In situ hybridization
The pCRII-TOPO TA vector containing a region of the 3′ UTR of Snail was used as a template to generate digoxigenin-labeled sense and antisense riboprobes (Roche). The respective probes were obtained by XhoI and BamH1 digestions. In situ hybridizations were performed on 10-μm thick sections of E17.5 mouse embryos. The sections were fixed with 4% PFA for 10 min at room temperature, prehybridized at room temperature for 4.5 h, hybridized with the probe (2 μg/ml) at 55 °C for 12–14 h, blocked with 10% NGS, and treated with anti-dig Fab-AP antibody (Roche #1093274) at a 1:2,500 dilution for 3 h. The sections were incubated with NBT and BCIP until adequate signal was detected.
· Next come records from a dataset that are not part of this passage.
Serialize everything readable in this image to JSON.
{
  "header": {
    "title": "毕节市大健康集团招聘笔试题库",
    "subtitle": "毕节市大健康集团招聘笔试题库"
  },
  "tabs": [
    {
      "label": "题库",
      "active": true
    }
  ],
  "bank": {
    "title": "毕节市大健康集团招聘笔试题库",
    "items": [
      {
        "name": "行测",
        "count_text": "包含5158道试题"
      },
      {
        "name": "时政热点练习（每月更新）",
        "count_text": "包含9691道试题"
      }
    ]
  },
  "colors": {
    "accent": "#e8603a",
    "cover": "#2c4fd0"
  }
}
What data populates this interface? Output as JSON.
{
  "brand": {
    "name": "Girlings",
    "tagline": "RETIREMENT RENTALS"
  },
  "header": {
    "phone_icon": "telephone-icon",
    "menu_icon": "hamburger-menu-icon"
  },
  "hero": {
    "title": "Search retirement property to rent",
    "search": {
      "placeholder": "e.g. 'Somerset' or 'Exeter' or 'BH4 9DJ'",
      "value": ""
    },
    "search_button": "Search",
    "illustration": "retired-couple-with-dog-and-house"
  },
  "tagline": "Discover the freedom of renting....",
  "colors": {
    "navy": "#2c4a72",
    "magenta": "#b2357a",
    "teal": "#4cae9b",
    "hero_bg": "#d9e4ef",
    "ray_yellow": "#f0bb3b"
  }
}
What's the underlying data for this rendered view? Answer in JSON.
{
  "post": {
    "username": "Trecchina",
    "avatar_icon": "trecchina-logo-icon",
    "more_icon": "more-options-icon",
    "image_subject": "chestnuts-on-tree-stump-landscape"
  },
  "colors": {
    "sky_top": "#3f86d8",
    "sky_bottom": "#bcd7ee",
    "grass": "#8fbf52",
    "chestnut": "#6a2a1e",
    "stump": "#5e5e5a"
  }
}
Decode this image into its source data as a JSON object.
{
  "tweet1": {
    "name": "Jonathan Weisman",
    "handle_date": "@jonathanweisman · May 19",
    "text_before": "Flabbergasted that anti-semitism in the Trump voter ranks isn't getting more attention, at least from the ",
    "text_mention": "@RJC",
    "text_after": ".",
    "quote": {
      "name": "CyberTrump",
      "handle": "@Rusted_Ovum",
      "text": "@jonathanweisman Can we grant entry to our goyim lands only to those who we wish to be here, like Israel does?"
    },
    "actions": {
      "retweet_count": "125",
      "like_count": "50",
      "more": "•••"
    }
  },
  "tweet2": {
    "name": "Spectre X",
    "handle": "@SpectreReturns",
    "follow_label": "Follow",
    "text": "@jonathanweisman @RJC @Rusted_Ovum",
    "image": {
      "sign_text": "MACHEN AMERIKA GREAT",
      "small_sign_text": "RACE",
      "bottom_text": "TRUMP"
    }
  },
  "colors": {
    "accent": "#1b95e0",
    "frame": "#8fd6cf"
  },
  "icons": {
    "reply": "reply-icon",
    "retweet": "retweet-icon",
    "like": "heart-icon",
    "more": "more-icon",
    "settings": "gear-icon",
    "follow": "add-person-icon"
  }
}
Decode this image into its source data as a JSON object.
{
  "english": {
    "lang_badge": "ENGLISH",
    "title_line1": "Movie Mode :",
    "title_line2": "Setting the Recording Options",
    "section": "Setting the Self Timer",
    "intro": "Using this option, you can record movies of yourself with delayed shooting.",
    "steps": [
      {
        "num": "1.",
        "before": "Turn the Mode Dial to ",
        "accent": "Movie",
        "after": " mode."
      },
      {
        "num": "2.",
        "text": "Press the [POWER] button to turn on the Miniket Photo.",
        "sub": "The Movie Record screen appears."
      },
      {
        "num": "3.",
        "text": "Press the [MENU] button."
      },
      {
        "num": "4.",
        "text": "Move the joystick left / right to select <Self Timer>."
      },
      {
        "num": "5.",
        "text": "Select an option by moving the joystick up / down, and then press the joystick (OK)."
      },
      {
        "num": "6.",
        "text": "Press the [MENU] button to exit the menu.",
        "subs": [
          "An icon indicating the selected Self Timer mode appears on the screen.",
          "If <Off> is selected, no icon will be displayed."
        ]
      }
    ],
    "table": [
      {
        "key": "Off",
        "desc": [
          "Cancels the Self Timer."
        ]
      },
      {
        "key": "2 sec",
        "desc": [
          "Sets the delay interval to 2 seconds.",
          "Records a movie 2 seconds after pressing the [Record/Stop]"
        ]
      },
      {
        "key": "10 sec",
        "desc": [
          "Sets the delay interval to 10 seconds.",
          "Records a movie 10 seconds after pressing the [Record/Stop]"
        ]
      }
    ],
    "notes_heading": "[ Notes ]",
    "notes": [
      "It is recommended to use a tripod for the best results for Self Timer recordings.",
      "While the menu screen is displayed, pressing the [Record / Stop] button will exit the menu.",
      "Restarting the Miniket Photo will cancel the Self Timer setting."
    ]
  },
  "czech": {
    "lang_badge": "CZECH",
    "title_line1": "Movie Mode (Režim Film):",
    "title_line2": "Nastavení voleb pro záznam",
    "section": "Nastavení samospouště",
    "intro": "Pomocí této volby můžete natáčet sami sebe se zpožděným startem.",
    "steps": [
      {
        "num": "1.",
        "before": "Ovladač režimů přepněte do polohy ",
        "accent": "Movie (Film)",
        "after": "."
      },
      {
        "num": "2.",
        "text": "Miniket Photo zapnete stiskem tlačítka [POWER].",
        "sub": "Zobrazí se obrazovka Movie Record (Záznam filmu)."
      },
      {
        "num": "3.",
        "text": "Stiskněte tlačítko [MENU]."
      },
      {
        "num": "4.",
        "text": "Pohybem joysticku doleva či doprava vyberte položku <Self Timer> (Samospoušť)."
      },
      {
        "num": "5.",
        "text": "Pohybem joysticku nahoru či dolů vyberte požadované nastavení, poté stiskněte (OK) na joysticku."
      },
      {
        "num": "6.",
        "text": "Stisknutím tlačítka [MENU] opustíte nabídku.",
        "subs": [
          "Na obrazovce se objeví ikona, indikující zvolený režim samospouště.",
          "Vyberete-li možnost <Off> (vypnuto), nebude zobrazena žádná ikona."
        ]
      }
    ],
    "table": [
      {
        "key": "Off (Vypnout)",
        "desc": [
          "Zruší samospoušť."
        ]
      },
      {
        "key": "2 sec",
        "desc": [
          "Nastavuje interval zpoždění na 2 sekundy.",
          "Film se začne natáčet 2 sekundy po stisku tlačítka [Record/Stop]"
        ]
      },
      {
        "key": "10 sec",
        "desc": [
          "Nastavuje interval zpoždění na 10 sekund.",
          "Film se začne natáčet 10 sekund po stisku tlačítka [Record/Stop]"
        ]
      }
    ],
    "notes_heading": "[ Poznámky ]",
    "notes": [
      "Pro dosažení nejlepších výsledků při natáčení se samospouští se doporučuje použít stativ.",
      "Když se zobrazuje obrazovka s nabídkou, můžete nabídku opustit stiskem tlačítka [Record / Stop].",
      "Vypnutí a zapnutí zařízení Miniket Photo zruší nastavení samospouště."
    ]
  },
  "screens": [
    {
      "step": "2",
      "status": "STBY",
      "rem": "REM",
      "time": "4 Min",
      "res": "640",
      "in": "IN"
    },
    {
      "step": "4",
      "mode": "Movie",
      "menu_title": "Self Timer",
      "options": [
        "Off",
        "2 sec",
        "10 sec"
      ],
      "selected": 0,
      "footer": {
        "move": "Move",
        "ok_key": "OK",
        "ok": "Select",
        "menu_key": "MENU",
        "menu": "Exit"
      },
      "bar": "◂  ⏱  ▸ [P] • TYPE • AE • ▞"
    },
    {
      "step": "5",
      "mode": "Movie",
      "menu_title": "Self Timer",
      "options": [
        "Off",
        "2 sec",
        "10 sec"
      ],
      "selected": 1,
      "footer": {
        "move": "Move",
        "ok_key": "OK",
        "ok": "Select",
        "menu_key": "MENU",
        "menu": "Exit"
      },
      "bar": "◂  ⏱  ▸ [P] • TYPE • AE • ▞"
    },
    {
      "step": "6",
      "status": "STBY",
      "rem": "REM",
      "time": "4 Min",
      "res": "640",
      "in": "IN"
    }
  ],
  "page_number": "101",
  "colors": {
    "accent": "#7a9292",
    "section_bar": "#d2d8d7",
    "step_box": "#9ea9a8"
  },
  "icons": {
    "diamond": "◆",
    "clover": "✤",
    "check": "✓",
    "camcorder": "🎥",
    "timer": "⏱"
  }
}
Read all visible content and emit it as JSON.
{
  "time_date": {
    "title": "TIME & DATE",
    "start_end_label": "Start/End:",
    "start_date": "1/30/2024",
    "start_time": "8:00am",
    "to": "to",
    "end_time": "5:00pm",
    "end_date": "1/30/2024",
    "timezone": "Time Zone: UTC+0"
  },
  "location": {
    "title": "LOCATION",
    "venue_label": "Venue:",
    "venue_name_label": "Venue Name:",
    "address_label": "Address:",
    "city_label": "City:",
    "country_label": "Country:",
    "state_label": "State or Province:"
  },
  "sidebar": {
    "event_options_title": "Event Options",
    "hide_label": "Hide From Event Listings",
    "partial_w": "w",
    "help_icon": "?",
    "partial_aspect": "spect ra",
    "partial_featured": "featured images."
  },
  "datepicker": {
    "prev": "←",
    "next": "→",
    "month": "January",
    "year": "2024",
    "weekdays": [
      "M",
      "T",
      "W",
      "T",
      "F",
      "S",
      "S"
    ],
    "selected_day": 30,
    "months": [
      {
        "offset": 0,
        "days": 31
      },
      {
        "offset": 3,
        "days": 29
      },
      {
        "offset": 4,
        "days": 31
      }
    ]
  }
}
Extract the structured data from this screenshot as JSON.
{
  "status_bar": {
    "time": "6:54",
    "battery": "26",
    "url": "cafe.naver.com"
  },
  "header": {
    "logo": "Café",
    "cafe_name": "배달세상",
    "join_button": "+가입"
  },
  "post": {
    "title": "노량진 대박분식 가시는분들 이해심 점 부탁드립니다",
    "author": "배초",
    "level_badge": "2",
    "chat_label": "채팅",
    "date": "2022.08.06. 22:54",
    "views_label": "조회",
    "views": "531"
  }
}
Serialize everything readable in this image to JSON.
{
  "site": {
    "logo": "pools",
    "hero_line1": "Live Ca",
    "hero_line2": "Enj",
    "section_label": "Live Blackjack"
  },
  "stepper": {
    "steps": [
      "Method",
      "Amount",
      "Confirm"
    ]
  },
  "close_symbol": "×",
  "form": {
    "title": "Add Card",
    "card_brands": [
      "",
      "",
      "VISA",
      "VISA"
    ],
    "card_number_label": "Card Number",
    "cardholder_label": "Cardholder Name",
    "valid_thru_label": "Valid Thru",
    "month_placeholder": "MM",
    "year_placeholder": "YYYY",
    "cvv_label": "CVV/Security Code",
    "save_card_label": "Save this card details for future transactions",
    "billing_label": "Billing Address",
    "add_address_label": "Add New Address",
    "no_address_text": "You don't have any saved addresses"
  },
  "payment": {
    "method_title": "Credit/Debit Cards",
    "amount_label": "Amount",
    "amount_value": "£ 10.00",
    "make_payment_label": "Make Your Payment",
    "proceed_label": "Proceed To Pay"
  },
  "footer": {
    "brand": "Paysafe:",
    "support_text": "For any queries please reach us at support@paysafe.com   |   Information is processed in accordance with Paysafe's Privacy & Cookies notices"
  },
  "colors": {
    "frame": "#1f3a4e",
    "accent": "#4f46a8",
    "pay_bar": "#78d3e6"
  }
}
Immunofluorescence and immunohistochemistry
Tissue samples for immunofluorescence were frozen in OCT and sectioned 10 μm thick on a cryostat. Sections were fixed in 4% paraformaldehyde for 10 min at room temperature, blocked, and stained with antibodies. Tissue samples for immunohistochemistry were fixed in 4% paraformaldehyde, dehydrated, and embedded in paraffin. Samples were sectioned on a microtome (10 μm thick) and rehydrated prior to staining with antibody. Samples stained with Snail, pMAPK, pSmad2, and cyclin D were antigen unmasked with 10 mM sodium citrate (pH 6) in an Antigen Retriever 2100 (Pickcell Laboratories, Leiden, Netherlands). The DAB substrate kit (Vector Labs) was used according to manufacturer's instructions to develop the signal.

RT-PCR
RNA was extracted from keratinocytes or skin tissue with Trizol (Invitrogen) according to the manufacturer's protocol. cDNA was generated using oligo-dT primers and the Superscript II kit (Invitrogen). The primers used for PCR were Snail forward: 5′- CAGCTGGCCAGGCTCTCGGT-3′; Snail reverse: 5′- GCGAGGGCCTCCGGAGCA-3′; GAPDH forward 5′- CGTAGACAAAATGGTGAAGGTCGG-3′; and GAPDH reverse: 5′- AAGCAGTTGGTGGTGCAGGATG-3′.